Coara, qui avait commencé à tâter ses cheveux pour repérer les fameuses feuilles mortes interrompit son geste pour hocher la tête :

— Ça l’était, mais en même temps ça a été tellement vite que j’ai encore du mal à réaliser ce qui s’est passé…

— Qu’est-ce que tu faisais dans la forêt ?

— Je… euh…

La jeune fille ignorait ce qu’elle pouvait se permettre de révéler, en particulier en ce qui concernait le pont sous la brume. Par prudence, elle choisit d’omettre cette partie-là :

— Je suis venue à la recherche d’un guérisseur avec des pouvoirs particuliers pour soigner un ami malade.

Elle s’attendait à une réaction étonnée ou amusée mais il n’en fut rien ; Anna sembla trouver ça parfaitement normal :

— Tu veux dire un gardien ? Tu es arrivée au bon endroit alors, leur école n’est pas loin d’ici. Je suppose que maître Héranel va t’y amener ? Tu as eu de la chance de tomber sur lui et mon mari, puisqu’ils font tous les deux partie de l’Ordre.

Elle adressa un sourire radieux à Coara qui n’osa pas lui demander ce qu’était l’Ordre, de peur de paraître trop ignorante pour une soi-disant alayésienne.

— Quand même, reprit Anna, voyager comme ça toute seule sans escorte, tu as beaucoup de cran. Moi je n’aurais pas osé, même s’il est plutôt rare de trouver des onures si loin à l’ouest. Il fut un temps où on n’en trouvait d’ailleurs que dans le royaume de Telm, mais c’est vrai qu’ils se propagent de plus en plus loin en Alayésa. On peut dire que tu n’as pas eu de chance ! ajouta-t-elle après avoir vidé les dernières gouttes de son thé à la liqueur.

Pensive, Coara resta silencieuse quelques instant. Elle se remémorait l’aspect de l’onure qui l’avait attaquée, ses crocs immenses, ses griffes aiguisées…

Une grosse langue humide passa soudain sur ses doigts qui reposaient sur ses genoux. Coara sursauta violemment et se releva en poussant un cri, saisissant ainsi Anna qui fit un bond en l’air et tomba à la renverse, entrainant sa chaise et sa chope heureusement vide avec elle.

Toutes deux regardèrent Toutou sortir joyeusement de sous la table, la langue pendante, puis la main pleine de bave de la jeune fille. Leurs regards se croisèrent, Coara debout sur sa chaise et Anna étalée par terre. Elles éclatèrent de rire.

Pliées en deux, et incapables de s’arrêter ; des larmes coulaient le long de leurs joues. Elles les essuyèrent lorsqu’elles crûrent être calmées… mais leurs regards se croisèrent à nouveau, elles se rendirent compte que l’une était toujours perchée sur sa chaise et l’autre par terre, et elles repartirent de plus belle. Toutou aboya avec enthousiasme.
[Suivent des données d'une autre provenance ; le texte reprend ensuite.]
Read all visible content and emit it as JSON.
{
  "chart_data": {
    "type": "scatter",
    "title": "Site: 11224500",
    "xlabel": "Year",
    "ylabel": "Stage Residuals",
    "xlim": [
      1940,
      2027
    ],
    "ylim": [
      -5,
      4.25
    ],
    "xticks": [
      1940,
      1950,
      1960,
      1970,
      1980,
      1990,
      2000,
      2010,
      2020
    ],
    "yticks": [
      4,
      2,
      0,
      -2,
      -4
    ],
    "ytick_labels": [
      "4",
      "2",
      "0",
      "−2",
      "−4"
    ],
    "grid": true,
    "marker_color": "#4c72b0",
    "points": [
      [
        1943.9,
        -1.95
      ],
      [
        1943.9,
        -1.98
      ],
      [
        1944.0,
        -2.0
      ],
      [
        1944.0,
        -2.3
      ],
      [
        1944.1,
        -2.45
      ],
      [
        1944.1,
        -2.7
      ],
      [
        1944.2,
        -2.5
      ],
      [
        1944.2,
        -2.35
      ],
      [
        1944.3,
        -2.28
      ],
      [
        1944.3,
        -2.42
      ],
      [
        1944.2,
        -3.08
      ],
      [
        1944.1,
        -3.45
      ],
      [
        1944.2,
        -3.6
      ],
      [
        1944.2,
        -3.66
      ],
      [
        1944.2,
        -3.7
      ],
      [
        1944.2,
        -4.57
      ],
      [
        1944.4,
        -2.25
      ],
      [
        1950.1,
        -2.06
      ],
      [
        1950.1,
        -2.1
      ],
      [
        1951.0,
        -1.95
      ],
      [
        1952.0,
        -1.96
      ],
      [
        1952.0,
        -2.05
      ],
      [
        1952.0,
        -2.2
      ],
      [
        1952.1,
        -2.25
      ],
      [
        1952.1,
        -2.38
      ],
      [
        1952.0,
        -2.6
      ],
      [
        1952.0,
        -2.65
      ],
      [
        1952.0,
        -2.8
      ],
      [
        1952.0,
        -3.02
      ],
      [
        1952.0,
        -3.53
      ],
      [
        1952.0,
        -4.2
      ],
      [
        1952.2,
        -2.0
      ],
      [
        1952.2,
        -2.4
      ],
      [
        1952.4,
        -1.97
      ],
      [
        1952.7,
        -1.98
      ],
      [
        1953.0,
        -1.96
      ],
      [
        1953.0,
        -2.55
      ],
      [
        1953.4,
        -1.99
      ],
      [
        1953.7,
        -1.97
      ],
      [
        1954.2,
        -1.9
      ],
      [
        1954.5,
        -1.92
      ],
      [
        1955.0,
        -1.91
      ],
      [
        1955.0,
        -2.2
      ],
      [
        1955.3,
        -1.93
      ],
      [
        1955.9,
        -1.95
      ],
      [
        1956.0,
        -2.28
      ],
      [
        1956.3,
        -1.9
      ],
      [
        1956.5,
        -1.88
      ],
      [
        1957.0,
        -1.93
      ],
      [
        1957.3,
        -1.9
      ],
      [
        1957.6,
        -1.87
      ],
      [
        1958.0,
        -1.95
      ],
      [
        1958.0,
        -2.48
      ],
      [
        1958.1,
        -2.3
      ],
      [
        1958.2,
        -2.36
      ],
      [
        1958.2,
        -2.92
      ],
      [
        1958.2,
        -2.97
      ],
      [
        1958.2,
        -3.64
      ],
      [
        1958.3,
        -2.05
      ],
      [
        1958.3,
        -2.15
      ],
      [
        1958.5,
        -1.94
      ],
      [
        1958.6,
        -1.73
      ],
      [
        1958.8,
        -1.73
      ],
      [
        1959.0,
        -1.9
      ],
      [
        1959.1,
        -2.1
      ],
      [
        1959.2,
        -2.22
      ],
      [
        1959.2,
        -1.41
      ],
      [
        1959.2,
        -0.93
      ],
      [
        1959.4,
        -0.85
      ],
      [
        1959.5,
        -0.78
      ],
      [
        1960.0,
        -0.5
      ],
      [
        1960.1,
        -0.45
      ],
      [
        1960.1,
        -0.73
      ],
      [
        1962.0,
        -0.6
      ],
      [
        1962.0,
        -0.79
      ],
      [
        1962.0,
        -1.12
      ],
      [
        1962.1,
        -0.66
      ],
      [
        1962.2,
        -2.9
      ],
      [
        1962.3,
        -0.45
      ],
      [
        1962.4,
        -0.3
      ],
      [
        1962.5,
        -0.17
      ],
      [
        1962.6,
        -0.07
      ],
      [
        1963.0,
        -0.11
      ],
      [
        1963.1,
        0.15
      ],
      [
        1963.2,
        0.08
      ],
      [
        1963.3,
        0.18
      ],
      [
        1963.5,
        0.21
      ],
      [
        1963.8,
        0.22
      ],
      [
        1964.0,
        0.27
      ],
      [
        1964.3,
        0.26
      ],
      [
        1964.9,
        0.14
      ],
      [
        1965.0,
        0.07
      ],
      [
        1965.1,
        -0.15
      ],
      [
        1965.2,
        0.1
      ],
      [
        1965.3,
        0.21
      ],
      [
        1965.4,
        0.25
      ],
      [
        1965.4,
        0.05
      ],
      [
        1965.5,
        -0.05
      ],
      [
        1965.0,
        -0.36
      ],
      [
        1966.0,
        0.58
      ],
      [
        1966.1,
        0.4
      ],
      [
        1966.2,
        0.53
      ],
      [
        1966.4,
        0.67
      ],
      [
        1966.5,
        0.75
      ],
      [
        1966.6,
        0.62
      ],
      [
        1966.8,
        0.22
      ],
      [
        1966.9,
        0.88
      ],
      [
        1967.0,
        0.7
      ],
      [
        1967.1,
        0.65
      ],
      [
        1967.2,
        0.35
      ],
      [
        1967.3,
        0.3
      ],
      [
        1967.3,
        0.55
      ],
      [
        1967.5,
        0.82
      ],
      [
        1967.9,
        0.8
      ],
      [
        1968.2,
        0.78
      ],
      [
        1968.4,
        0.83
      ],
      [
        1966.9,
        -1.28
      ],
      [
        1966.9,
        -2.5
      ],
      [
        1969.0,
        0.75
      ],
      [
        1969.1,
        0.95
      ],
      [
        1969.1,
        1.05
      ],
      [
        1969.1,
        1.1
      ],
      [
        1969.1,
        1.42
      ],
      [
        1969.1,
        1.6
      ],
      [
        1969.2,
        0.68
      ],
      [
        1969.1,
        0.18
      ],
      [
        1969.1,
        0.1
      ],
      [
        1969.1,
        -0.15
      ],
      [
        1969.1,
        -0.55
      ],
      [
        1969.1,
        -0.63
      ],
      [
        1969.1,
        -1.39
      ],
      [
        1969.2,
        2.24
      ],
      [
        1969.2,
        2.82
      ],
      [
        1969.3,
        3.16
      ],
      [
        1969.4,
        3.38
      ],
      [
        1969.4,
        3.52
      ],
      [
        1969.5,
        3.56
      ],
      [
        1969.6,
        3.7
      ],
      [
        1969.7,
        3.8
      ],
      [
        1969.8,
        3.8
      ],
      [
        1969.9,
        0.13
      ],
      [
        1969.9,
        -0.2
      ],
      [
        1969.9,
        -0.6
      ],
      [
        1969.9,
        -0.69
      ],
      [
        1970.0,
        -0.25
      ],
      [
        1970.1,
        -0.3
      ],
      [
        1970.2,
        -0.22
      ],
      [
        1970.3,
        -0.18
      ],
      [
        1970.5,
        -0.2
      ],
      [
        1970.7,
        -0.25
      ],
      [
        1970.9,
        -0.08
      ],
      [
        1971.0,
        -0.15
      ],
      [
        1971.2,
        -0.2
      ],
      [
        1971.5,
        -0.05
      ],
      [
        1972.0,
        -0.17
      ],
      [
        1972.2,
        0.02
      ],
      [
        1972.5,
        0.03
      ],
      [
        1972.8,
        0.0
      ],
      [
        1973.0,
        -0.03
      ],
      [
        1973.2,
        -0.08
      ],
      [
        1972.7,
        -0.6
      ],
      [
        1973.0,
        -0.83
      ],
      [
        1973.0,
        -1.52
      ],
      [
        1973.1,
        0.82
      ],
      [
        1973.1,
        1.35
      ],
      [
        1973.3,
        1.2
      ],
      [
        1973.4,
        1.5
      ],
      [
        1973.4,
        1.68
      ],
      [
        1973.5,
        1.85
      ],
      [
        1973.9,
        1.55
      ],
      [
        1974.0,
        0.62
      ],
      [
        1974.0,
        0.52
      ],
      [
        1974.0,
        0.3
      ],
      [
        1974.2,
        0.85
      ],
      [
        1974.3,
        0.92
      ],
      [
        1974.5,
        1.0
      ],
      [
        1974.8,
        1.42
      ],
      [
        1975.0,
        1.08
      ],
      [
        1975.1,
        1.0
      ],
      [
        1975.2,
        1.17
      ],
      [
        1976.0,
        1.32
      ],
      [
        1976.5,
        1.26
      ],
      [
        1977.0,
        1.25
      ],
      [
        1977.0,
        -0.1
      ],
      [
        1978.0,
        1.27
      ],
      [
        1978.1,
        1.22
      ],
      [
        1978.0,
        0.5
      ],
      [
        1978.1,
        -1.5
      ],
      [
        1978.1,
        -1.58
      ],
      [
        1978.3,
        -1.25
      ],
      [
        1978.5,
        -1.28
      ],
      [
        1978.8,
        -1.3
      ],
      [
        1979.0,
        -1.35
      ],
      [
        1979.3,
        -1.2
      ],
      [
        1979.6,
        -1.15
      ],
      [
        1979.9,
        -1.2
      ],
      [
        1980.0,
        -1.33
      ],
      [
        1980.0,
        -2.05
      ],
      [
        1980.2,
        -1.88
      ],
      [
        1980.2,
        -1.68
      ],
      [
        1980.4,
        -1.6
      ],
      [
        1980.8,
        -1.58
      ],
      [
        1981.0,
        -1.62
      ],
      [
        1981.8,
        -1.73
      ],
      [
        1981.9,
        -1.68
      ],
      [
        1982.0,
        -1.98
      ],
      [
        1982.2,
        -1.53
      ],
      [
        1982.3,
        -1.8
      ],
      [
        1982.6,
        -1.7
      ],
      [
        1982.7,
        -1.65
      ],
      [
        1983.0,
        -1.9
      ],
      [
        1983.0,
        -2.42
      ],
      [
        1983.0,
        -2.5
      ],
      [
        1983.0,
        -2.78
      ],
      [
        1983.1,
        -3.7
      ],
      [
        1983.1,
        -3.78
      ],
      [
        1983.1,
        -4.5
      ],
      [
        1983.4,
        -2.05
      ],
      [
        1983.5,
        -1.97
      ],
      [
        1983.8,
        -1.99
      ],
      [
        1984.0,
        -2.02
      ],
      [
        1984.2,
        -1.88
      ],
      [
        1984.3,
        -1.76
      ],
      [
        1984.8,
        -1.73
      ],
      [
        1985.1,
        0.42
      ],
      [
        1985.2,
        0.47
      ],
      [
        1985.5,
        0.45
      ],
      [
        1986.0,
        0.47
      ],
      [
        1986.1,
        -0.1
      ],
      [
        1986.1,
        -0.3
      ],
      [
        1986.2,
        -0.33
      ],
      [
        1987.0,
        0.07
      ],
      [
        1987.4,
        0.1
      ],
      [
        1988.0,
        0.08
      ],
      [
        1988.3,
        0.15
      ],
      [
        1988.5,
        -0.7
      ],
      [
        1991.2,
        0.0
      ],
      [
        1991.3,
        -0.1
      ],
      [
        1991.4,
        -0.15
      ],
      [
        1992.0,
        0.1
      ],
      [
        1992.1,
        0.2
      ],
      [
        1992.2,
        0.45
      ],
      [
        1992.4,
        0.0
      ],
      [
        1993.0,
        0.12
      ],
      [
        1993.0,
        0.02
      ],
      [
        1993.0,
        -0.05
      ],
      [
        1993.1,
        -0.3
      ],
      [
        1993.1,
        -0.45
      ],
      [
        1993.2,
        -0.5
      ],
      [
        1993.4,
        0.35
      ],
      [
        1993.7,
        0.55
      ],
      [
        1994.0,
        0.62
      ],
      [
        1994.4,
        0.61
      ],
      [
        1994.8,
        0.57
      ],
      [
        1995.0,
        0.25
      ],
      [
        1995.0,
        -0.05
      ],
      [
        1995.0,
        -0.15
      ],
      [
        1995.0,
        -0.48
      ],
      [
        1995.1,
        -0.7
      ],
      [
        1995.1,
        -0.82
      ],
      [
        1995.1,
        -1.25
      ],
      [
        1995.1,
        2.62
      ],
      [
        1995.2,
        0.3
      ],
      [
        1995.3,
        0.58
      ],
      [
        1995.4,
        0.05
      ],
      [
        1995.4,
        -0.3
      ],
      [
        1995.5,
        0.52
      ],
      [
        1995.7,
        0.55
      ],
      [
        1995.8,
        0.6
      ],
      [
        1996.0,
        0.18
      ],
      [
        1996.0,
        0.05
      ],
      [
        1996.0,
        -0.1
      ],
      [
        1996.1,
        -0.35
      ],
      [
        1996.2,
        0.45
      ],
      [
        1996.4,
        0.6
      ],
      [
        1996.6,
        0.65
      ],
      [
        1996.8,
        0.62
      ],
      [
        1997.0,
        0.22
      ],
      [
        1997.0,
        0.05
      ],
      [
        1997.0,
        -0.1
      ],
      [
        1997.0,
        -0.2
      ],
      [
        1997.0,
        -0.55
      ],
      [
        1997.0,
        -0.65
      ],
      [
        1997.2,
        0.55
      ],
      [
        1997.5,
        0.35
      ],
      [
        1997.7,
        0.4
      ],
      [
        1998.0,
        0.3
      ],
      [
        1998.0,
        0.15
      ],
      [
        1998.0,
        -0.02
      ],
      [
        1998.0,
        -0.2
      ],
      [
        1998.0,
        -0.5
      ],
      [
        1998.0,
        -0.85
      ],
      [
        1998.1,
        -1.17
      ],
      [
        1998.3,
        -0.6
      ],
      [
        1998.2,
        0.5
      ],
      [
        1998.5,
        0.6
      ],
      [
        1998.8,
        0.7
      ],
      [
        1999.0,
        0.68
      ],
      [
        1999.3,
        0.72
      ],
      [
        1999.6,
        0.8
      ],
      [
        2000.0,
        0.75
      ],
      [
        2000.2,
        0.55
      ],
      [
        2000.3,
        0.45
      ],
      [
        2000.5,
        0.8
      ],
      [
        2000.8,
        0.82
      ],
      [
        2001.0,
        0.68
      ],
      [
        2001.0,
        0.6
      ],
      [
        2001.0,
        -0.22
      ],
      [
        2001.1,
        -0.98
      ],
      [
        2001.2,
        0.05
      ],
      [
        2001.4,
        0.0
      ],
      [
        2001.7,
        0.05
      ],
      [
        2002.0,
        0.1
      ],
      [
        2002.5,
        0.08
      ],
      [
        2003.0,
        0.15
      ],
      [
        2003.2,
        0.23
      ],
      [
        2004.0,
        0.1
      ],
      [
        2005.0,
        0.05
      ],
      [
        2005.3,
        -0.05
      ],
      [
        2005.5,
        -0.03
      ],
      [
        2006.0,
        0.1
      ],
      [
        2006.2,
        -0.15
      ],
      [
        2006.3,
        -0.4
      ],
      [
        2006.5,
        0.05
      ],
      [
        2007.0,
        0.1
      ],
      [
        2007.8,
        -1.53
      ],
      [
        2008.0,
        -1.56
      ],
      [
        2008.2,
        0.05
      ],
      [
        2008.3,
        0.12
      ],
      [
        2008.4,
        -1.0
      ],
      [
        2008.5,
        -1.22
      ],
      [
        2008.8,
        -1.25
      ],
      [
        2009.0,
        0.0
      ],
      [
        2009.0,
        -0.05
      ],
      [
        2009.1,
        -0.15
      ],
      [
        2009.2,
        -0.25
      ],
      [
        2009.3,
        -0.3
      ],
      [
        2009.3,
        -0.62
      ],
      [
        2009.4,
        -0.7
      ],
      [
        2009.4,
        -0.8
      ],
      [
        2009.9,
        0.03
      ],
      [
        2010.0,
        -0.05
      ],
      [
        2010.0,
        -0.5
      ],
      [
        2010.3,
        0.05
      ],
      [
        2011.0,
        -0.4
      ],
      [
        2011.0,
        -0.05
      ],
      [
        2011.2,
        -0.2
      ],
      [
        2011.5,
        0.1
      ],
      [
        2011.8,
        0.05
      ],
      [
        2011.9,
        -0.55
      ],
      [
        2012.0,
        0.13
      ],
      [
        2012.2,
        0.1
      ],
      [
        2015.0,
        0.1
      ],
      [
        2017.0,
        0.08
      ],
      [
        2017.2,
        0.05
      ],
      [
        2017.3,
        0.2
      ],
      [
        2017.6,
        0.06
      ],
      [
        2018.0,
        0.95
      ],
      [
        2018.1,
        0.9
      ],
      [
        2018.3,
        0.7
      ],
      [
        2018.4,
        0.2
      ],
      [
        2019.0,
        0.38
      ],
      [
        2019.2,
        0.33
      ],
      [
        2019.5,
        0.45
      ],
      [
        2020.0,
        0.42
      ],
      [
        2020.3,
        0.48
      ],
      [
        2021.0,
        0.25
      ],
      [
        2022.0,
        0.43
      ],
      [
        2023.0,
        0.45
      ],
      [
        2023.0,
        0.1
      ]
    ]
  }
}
Finalement, à bout de souffle, une main sur ses côtes qui ne tenaient plus le coup après leurs aventures de cette nuit, Coara décida de quitter son perchoir, se disant que ça aiderait sans doute. Anna comprit le message et se releva, réprimant un ultime gloussement.

— Eh bien, ça faisait longtemps que je n’avais pas ri comme ça, s’exclama-t-elle. Tu es la bienvenue quand tu veux pour égayer mes soirées !

Si seulement, songea Coara. Elle s’attarda encore une heure ou deux dans l’établissement, jusqu’à ce qu’il annonce la fermeture de ses portes. Lorsqu’Anna apprit que la jeune fille devait se rendre seule à l’école des gardiens, elle lui proposa de l’accompagner. Mais Coara avait encore une heure devant elle avant son rendez-vous, aussi déclina-t-elle l’offre généreuse en arguant qu’elle allait encore se balader un peu en attendant.

Anna accepta donc de la laisser partir, mais seulement après l’avoir forcée à accepter un petit paquet de sablés à emporter.